The intercession of Blessed Virgin Mary is claimed to have taken place long ago. The original altar is known as "Swayamvara Altar", a title sparingly bestowed by the Pope. It is said that those who pray at this altar with complete self-surrender will receive special blessings. In 1937, the parish was elevated to the status of a Forane. The church was rebuilt in 1987 but the original intricately carved wooden altar was left intact.

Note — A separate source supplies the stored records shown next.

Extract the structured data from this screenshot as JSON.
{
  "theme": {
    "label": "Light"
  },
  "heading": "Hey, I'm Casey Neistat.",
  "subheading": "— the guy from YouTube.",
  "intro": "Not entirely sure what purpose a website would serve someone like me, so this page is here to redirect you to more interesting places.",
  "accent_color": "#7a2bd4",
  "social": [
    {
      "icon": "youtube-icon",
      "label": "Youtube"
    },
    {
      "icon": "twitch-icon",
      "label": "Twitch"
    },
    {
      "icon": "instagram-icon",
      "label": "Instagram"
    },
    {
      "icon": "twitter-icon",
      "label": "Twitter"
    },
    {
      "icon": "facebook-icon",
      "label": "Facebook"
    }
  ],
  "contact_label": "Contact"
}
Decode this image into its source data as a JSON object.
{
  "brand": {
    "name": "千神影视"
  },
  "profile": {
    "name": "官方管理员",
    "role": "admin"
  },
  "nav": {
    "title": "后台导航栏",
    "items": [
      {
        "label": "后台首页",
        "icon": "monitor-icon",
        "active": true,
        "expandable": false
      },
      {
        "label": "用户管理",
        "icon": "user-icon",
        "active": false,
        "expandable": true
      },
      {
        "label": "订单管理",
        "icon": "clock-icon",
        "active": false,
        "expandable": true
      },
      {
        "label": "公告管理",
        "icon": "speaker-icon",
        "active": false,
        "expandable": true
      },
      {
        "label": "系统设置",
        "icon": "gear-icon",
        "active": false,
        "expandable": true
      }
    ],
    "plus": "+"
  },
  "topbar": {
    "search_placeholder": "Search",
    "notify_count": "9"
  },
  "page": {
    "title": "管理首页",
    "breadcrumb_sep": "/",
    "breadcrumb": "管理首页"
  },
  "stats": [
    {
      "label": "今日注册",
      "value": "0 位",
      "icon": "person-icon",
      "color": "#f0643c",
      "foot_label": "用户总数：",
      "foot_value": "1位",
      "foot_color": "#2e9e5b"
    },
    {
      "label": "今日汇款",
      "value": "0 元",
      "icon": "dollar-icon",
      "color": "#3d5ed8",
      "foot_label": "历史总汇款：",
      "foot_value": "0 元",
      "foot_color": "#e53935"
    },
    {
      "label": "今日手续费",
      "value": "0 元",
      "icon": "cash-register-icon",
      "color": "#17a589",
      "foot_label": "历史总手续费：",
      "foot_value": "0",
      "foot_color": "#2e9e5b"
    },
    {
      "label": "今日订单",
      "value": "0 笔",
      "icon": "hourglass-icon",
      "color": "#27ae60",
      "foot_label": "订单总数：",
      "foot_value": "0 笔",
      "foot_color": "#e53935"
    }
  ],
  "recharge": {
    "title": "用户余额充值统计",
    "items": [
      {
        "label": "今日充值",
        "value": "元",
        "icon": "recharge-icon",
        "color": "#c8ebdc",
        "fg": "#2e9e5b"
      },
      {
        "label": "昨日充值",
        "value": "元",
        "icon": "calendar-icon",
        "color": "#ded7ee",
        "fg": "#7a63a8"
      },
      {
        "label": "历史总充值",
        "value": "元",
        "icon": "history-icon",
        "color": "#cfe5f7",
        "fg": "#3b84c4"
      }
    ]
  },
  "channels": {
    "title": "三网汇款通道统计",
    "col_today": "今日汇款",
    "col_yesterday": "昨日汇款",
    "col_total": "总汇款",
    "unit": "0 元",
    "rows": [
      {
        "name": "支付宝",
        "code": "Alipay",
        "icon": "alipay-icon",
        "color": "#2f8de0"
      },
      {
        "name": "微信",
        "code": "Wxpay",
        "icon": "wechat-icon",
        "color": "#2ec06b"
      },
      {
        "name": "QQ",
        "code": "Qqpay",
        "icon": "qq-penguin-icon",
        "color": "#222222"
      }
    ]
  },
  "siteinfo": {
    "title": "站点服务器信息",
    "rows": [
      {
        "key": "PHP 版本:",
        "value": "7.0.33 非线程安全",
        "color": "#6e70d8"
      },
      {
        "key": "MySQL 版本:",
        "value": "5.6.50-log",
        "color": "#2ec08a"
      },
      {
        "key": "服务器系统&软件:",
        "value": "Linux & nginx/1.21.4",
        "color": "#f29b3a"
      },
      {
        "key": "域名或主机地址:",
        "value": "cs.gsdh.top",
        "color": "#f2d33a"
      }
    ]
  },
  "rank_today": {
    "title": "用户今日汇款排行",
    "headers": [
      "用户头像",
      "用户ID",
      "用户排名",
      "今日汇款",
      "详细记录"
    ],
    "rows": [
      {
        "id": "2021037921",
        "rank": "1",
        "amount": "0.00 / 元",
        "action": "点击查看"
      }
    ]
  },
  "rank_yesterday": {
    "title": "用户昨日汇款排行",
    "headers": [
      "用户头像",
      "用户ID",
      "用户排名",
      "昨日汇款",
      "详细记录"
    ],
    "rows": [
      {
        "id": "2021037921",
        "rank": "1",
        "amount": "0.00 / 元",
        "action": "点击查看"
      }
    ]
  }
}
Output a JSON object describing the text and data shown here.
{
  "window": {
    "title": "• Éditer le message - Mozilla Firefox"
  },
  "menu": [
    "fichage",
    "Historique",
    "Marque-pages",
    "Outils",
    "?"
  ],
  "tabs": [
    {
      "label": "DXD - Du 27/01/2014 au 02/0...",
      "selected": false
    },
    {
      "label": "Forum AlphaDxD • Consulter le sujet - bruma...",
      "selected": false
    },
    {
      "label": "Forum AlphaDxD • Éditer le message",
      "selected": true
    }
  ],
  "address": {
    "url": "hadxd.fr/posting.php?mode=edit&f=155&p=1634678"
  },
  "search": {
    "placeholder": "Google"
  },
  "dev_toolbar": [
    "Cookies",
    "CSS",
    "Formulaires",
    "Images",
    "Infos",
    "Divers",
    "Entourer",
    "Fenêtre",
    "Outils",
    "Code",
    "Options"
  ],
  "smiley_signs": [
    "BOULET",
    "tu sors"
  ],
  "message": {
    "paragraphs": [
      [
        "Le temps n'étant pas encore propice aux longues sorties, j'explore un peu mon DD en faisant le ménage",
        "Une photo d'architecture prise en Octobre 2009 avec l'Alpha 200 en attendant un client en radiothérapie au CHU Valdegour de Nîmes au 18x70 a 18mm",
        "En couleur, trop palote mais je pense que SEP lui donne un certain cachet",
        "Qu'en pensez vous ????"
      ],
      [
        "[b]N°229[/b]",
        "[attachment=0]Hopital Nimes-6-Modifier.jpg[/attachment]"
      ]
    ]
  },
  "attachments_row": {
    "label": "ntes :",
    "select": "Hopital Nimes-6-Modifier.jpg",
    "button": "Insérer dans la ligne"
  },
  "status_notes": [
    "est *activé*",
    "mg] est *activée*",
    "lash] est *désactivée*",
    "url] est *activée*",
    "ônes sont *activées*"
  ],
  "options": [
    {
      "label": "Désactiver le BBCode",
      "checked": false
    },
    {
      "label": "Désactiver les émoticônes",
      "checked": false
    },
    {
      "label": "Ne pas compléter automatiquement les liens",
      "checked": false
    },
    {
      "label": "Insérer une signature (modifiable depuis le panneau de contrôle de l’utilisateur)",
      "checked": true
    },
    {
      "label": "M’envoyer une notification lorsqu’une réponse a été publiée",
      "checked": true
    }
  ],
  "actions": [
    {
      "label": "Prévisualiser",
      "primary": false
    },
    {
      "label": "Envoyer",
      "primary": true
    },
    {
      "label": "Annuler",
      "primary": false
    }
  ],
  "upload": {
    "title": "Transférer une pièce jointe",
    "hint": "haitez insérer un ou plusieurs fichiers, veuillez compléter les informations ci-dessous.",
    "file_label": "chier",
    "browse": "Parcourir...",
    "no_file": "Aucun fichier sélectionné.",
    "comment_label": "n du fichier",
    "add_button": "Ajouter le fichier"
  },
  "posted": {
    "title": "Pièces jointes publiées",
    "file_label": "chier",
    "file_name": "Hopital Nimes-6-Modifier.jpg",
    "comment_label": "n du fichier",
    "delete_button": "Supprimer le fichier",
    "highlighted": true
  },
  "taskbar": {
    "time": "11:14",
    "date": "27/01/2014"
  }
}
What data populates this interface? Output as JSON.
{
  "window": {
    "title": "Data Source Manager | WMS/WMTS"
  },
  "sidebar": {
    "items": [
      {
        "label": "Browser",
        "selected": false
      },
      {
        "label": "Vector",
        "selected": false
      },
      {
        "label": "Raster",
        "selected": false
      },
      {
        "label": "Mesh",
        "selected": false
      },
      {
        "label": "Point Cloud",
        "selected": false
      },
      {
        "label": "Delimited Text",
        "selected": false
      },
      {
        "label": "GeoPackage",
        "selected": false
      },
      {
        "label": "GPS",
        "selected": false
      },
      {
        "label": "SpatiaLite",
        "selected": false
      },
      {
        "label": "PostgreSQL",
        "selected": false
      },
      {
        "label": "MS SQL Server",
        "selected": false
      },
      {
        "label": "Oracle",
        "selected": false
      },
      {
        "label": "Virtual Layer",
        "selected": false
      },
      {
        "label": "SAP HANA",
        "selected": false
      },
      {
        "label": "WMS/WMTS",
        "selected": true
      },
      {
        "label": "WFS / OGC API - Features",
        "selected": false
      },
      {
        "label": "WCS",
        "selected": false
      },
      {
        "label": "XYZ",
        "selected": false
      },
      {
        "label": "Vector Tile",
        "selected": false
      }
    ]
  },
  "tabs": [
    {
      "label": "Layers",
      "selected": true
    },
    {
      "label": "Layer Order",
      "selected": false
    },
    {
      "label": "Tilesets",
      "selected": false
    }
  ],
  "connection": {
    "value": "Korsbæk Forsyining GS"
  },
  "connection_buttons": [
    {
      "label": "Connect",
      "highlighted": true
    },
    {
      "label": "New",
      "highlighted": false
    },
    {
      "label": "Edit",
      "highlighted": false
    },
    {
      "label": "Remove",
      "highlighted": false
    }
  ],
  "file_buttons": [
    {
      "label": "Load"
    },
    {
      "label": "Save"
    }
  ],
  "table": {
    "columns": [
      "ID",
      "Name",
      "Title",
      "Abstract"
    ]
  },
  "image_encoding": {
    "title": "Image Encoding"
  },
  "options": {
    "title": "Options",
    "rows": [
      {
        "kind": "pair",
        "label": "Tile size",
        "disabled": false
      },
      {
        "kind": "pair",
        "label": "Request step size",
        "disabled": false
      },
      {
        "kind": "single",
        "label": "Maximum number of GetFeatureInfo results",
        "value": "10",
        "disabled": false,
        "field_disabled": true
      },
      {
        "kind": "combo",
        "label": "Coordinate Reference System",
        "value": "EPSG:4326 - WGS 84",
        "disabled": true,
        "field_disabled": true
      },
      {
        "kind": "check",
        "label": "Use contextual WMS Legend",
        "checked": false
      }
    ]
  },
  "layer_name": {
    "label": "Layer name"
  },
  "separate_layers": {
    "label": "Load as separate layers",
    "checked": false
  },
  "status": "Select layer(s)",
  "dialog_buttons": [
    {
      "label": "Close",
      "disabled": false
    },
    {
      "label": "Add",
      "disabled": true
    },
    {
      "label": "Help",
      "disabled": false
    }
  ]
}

In 1966, 432 families were delinked from the parish to form a new parish under the forane with its base at Our Lady of Perpetual Help Church, West Chalakudy.

==Holy Land replica==
The Holy Land replica was accomplished in 2006. Civil structures are built in ancient architectural styles to give as much resemblance to the originals as possible.

It depicts events from the life of Jesus, especially his birth, public ministry, passion, crucifixion, and believed resurrection & ascension, and concludes with the scene of his mother Mary being crowned as the Queen of heaven and earth.